Asthma-specific T_H2 single cells analysis. (A) Volcano plot shows statistical significance (-log₁₀ adjusted P-value) in function of the log₂-fold difference in expression for filtered genes (see Materials and Methods), when comparing expression between T_H2 cells from asthma allergic (N = 6) versus non-asthma allergic (N = 6) subjects. Dots are colored accordingly to the average of expression (log₂) and sized based on the fraction of cells expressing the given gene, both derived from the group in which the gene is upregulated. Equal numbers of cells where sampled in each group (N = 661).

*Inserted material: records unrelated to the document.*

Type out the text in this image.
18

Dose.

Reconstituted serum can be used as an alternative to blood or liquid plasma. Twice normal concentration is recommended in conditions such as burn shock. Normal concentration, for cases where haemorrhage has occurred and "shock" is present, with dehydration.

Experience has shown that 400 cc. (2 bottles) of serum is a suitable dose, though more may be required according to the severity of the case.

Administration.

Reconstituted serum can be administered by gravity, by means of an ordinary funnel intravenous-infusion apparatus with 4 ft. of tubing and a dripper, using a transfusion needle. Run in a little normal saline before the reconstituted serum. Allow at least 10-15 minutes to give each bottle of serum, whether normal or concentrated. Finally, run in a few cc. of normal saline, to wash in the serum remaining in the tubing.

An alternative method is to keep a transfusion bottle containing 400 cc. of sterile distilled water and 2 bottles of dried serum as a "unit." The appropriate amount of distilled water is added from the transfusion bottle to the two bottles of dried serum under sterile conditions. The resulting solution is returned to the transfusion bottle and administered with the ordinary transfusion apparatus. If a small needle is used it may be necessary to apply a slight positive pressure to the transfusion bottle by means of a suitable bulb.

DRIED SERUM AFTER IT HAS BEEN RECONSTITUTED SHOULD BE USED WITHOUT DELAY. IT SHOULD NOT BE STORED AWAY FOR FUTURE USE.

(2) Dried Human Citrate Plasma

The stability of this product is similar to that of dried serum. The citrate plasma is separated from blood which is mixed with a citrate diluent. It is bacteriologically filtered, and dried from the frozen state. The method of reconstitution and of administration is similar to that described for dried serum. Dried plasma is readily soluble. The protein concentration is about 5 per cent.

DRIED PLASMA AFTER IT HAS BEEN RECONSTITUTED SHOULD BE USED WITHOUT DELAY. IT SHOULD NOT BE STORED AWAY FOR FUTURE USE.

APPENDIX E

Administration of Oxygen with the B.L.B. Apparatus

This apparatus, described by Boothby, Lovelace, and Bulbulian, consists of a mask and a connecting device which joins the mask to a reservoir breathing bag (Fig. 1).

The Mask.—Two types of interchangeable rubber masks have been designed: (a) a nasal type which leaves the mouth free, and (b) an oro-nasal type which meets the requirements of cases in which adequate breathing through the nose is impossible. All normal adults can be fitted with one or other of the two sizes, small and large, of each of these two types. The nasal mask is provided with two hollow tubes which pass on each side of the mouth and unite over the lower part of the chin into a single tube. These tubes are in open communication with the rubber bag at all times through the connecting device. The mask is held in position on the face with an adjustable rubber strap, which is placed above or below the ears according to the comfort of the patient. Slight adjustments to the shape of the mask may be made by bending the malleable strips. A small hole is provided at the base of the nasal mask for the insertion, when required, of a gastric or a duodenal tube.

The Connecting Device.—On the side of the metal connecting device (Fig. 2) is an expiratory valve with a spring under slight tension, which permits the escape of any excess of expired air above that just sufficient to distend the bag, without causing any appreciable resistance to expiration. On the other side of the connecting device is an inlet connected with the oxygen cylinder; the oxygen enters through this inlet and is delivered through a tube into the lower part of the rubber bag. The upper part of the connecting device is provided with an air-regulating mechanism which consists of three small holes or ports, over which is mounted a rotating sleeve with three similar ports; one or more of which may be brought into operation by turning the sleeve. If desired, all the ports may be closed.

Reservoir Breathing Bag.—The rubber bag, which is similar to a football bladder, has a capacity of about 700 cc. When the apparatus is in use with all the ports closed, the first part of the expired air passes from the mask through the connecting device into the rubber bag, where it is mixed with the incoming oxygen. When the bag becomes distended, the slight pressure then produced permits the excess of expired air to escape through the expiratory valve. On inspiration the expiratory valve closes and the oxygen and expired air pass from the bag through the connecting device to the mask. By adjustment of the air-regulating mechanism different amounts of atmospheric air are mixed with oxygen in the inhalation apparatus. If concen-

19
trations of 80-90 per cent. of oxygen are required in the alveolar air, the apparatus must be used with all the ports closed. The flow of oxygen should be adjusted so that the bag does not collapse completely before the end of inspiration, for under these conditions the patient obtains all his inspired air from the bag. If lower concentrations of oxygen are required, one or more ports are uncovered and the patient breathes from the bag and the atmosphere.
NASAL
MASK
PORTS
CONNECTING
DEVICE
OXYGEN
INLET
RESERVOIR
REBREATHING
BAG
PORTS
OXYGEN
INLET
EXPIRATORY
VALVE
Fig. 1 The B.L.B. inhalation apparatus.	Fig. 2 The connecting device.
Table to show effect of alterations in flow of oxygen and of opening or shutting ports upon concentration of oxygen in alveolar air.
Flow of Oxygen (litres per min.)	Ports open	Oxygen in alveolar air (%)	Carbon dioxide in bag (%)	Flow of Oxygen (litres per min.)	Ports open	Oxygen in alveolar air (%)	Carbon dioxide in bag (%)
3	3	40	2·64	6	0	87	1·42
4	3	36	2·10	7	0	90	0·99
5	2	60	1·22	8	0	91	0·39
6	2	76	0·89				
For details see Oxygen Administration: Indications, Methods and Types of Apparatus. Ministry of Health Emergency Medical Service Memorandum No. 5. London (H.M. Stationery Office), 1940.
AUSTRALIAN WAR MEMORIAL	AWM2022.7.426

Grey dotted lines represent the threshold value for fold change (vertical, log₂(|FC|) > 0.5-fold) and significance (horizontal, -log₁₀(adjusted P-value) > 2). (B) t-SNE visualization of T_H2 cluster cell transcriptomes shown in Figure 5C in which each dot is a cell is cell colored according to expression for IL9 (grey, none). Outlines represent T_H2 sub-cluster limits. (C) Box and whisker plot shows percentage of T_H2 cells in each sub-cluster in asthma allergic (N = 6) and non-asthma allergic (N = 5) subjects. Center line, median value; box, quartiles; whisker lines, 10^th and 90^th percentiles. **; P < 0.01. (D) Volcano plot similar to Figure 6A comparing expression between IL9-positive cells (N = 444) and IL9-negative cells (N = 444) in the asthma allergic T_H2 cluster 1.